Thursday, January 22, 2009

To Have and To Hold by Patricia Gaffney

This book is one that sneaks up on your senses. You start reading the first sentence and before you know it, you're hooked. It was that simple. The writing flows, and the beauty of it is captivating. Yet at the same time, it is not flowery or florid. Just exhibiting the careful and artistic use of words to tell a story of redemption and growth. Sebastian Verlaine is not a pretender in the world of rakes. He is a true rake. He has lived an aimless existence of a sybarite, doing only what felt good to him, and only as long as it pleased him. He is on the crux of either descending to a lower level of debauchery, or turning his life around. When he encounters Rachel Wade, a woman just recently released from prison after 10 years, and arrested for vagrancy because she is homeless, this becomes a crucial moment in his evolution.
The manner in which the story enfolds is interesting. Sebastian has recently inherited Lynton, which is property from his disceased relative. He decides to go and stay there for a lark, and for fun and out of drunkeness, agrees to act as a local magistrate. As such, he is in a position of power to offer Rachel Wade a job as his housekeeper. In reality, it is also the position of his mistress. Sebastian finds himself fascinated by this beaten down woman, who was sentenced for murdering her husband, who had committed depraved acts on her. He is attracted to the luridness of the situation, and also by the woman herself.
When reading this, you are thinking, how could a person do a good deed for such a questionable reason. You see Sebastian laying his trap and allowing Rachel to settle into her position and you worry for Rachel. Yet Rachel is no fool. She knew all along to expect something along those lines, but her choice is to be put in the gaol for vagrancy, and to starve, or to accept relative comfort of a job, a place to stay, even if the price tag is to accept the unwanted attentions of her employer.
So begins this unlikely romance. At first, this is more of a character study as you watch Rachel adapt to no longer being a prisoner for ten years. You see her gain her self-confidence and overcome her sense of shame for being a convict, when she had been falsely accused in the first place. At the same time, you see Sebastian plotting and continuing along on his nefarious course, yet at the same time, slowly changing and developing a sense of purpose when before he only had a sense of boredom and jadedness. This evolution is so well done, that by the time you realize why Sebastian is such a rake, you have already forgiven him for it and accepted that this was his past. This was profound to me, because I have read more than a few books with rakes who really never seemed all that repentant, and certainly weren't fully changed by the love of the heroine. Characters that you wondered if they wouldn't end up falling off the wagon years later on, after the book was over.
The first sexual encounters are not consensual. Yet this is also done tastefully. Again, you are not reading this book as a romance novel at this point, but as a fiction work, and so it doesn't jolt you or offend your senses.
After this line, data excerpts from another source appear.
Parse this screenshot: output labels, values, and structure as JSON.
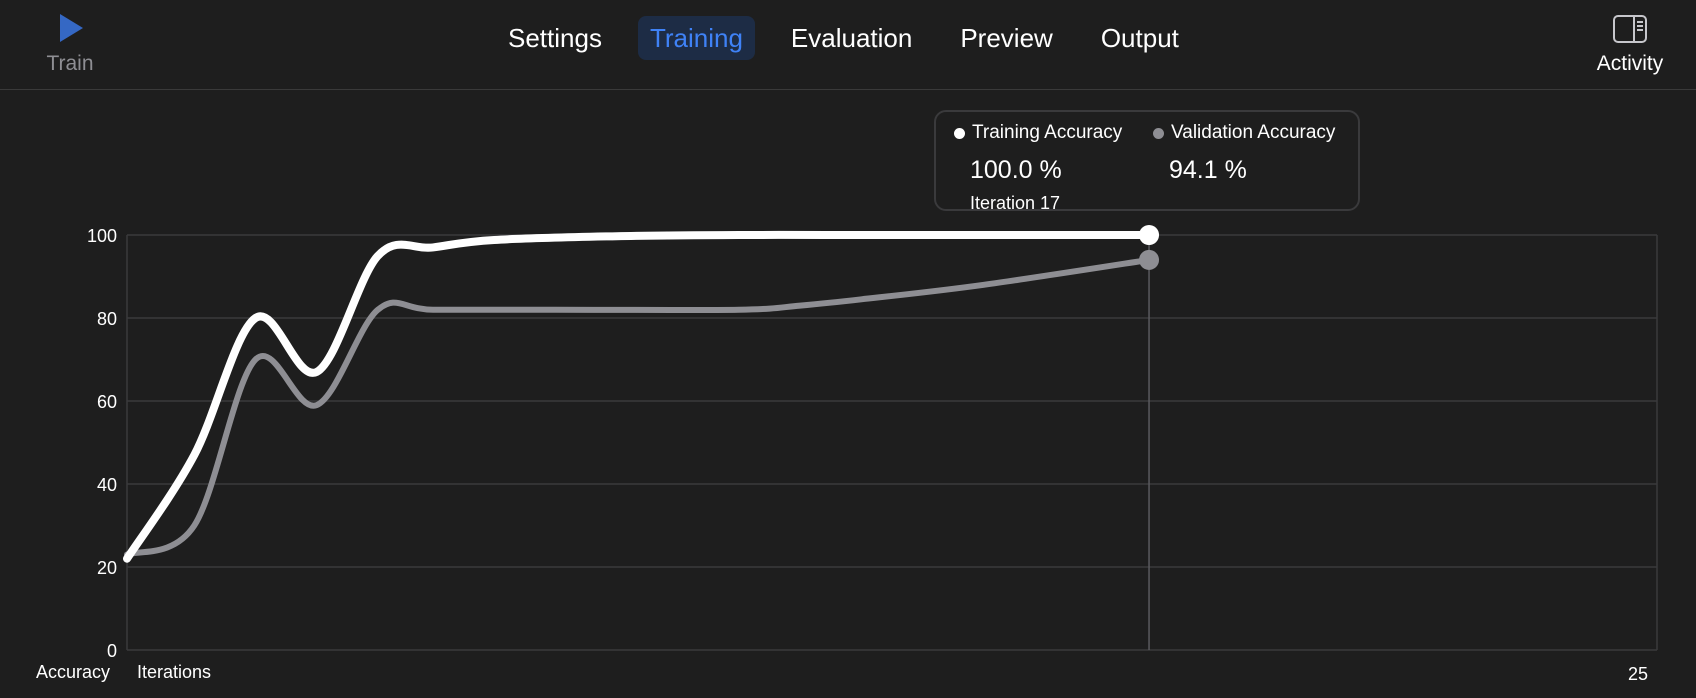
{
  "toolbar": {
    "train": {
      "label": "Train",
      "icon": "play-icon"
    },
    "tabs": [
      {
        "label": "Settings",
        "active": false
      },
      {
        "label": "Training",
        "active": true
      },
      {
        "label": "Evaluation",
        "active": false
      },
      {
        "label": "Preview",
        "active": false
      },
      {
        "label": "Output",
        "active": false
      }
    ],
    "activity": {
      "label": "Activity",
      "icon": "sidebar-panel-icon"
    }
  },
  "legend": {
    "training": {
      "label": "Training Accuracy",
      "value": "100.0 %",
      "iteration": "Iteration 17"
    },
    "validation": {
      "label": "Validation Accuracy",
      "value": "94.1 %"
    }
  },
  "chart_data": {
    "type": "line",
    "ylabel": "Accuracy",
    "xlabel": "Iterations",
    "xmax_label": "25",
    "xlim": [
      0,
      25
    ],
    "ylim": [
      0,
      100
    ],
    "yticks": [
      0,
      20,
      40,
      60,
      80,
      100
    ],
    "grid": true,
    "highlight_x": 16.7,
    "series": [
      {
        "name": "Training Accuracy",
        "color": "#ffffff",
        "x": [
          0,
          1.1,
          2.1,
          3.1,
          4.1,
          5.0,
          6.0,
          8.0,
          10.0,
          12.0,
          14.0,
          16.7
        ],
        "y": [
          22,
          47,
          80,
          67,
          95,
          97,
          98.8,
          99.7,
          100,
          100,
          100,
          100
        ]
      },
      {
        "name": "Validation Accuracy",
        "color": "#8e8e93",
        "x": [
          0,
          1.1,
          2.1,
          3.1,
          4.1,
          5.0,
          7.0,
          10.0,
          11.0,
          12.0,
          14.0,
          16.7
        ],
        "y": [
          23,
          30,
          70,
          59,
          82,
          82,
          82,
          82,
          83,
          84.5,
          88,
          94
        ]
      }
    ]
  },
  "colors": {
    "background": "#1e1e1e",
    "accent": "#3f82f6",
    "grid": "#3a3a3c"
  }
}
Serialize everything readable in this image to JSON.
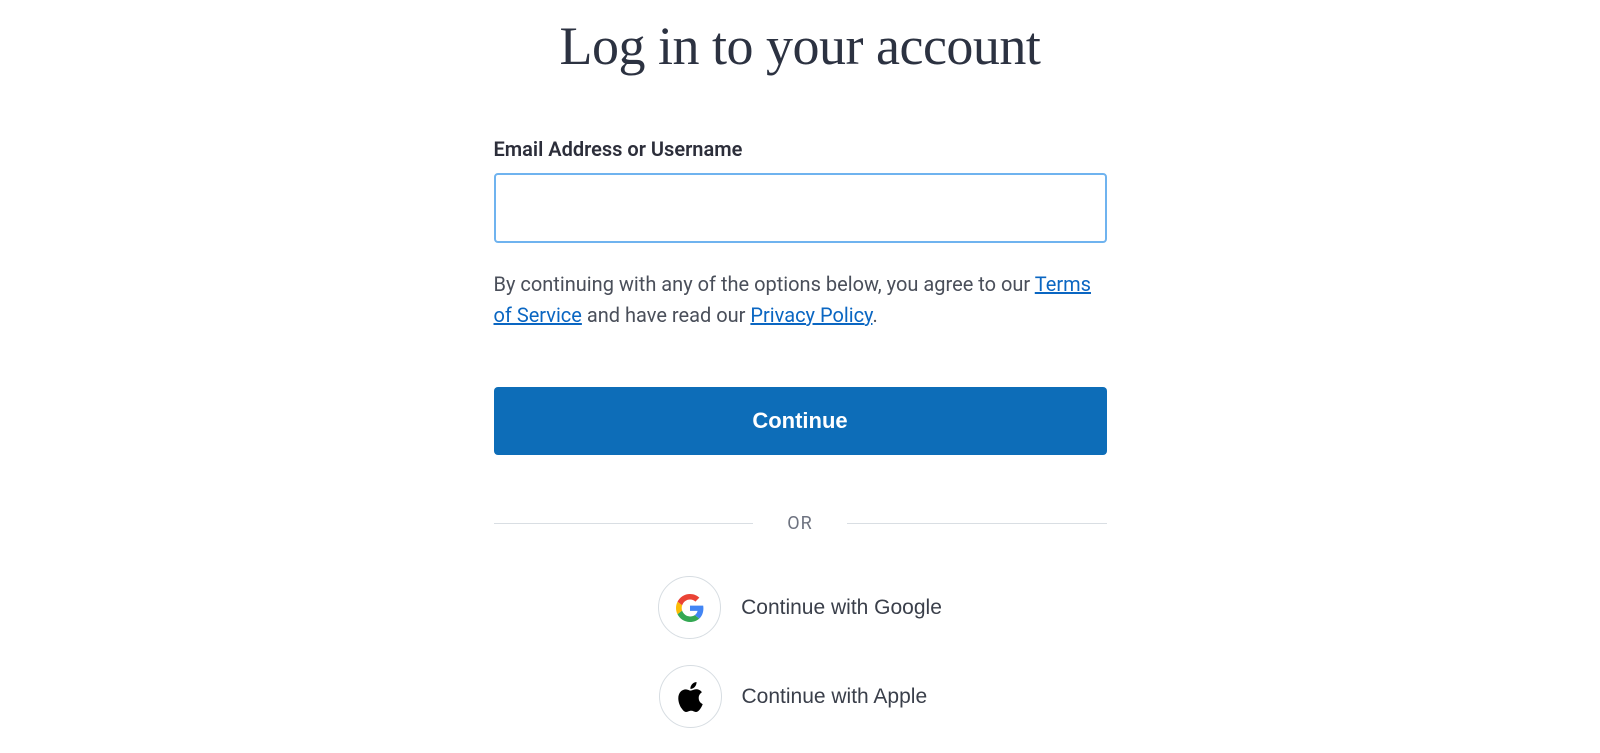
{
  "title": "Log in to your account",
  "email": {
    "label": "Email Address or Username",
    "value": ""
  },
  "consent": {
    "prefix": "By continuing with any of the options below, you agree to our ",
    "tos_label": "Terms of Service",
    "middle": " and have read our ",
    "privacy_label": "Privacy Policy",
    "suffix": "."
  },
  "continue_label": "Continue",
  "divider_label": "OR",
  "social": {
    "google_label": "Continue with Google",
    "apple_label": "Continue with Apple"
  }
}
Instead you keep reading, to see how this will unfold.
There are moments when I felt, that Sebastian commit the final act that would serve as the straw would breaking the camel's back, and I would come to hate him. Gaffney leaves the reader poised on the cliff of expectation, so skillfully keeping the reader's interest, as Sebastian has to make a choice, whether he truly is an unforgivable, irredeemable rake, or if he is a human being who does have ethical boundaries he won't cross. This moment arrives when he invites some of his jaded companions to his house, and allows them to bait Rachel verbally but does nothing. The situation worsens as one of the attendees states his intent to force his attentions on Rachel. At first, he acts like he could care less, because that is how the old Sebastian would have reacted. At the last minute he intervenes, and the breath that I was holding is let out.
From this point on, the story shifts as Sebastian learns how to love for the first time in his life. He becomes a caring person, learning to put someone else's needs first. And it really is touching the degree to which he devotes himself to making Rachel happy. I love redemption stories, so I really enjoyed reading about his transition to an honorable man. Or maybe, that seed was always deep inside of him, but he didn't allow it to germinate. When you get a glimpse into his family life towards the end of the book, you really how no questions why Sebastian acted the way he did at the beginning of the book.
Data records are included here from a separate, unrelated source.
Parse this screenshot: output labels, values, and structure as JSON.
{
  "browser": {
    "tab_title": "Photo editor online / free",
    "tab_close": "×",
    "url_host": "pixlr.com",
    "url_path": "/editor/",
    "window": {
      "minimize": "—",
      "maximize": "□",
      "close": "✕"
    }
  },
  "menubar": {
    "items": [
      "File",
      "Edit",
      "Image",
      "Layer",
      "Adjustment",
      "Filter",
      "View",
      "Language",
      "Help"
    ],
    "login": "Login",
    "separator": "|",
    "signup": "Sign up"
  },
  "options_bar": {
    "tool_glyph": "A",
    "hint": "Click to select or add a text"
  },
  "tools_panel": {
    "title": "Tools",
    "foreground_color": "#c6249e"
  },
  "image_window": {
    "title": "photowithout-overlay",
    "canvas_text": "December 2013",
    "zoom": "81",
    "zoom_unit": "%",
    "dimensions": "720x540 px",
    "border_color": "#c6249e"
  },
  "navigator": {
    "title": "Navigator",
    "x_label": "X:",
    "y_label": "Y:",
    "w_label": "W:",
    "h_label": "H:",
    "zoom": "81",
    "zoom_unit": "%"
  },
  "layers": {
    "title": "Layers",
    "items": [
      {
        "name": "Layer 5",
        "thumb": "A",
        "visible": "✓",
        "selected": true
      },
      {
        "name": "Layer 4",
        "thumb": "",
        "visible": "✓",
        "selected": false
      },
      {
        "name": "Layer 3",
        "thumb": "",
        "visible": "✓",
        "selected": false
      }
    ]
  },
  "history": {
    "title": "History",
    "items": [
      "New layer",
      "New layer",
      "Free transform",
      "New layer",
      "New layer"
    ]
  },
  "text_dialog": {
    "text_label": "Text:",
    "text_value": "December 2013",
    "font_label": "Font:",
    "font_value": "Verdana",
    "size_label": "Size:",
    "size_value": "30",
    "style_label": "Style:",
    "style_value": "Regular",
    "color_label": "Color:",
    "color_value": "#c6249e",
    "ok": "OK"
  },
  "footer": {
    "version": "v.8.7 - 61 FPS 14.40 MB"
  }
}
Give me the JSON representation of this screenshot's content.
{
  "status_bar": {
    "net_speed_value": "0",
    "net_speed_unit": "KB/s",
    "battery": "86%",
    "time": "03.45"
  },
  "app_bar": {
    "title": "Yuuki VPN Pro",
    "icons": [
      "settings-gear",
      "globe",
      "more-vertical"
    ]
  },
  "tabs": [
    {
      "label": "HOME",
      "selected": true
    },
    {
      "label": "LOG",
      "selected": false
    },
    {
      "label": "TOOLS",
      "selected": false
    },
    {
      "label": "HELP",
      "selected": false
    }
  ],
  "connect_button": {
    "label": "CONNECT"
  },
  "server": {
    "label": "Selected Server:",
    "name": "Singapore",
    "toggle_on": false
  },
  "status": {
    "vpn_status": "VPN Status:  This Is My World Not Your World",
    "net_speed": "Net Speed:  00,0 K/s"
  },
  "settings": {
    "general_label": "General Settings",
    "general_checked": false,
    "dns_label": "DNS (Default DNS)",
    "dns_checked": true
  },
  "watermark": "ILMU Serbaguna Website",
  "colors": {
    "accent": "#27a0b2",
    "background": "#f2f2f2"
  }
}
This book works wonderfully on many levels, as a fiction book, and as a romance. It's not at all predictable, which is refreshing. Of course, you know that a happy ending is going to be given, but you don't exactly know how it will arrive at that point until you get there, and you almost want to read it again just in confirmation.
To Have and to Hold is a good example of the fact that romantic fiction should be respected for its power. Romance novels are wrongly labeled as fluff, trash, and worthless. But how could a book with such a deep message, and with such powerful storytelling ever be considered fluff? I will proudly put this piece of romantic fiction on my keeper shelf.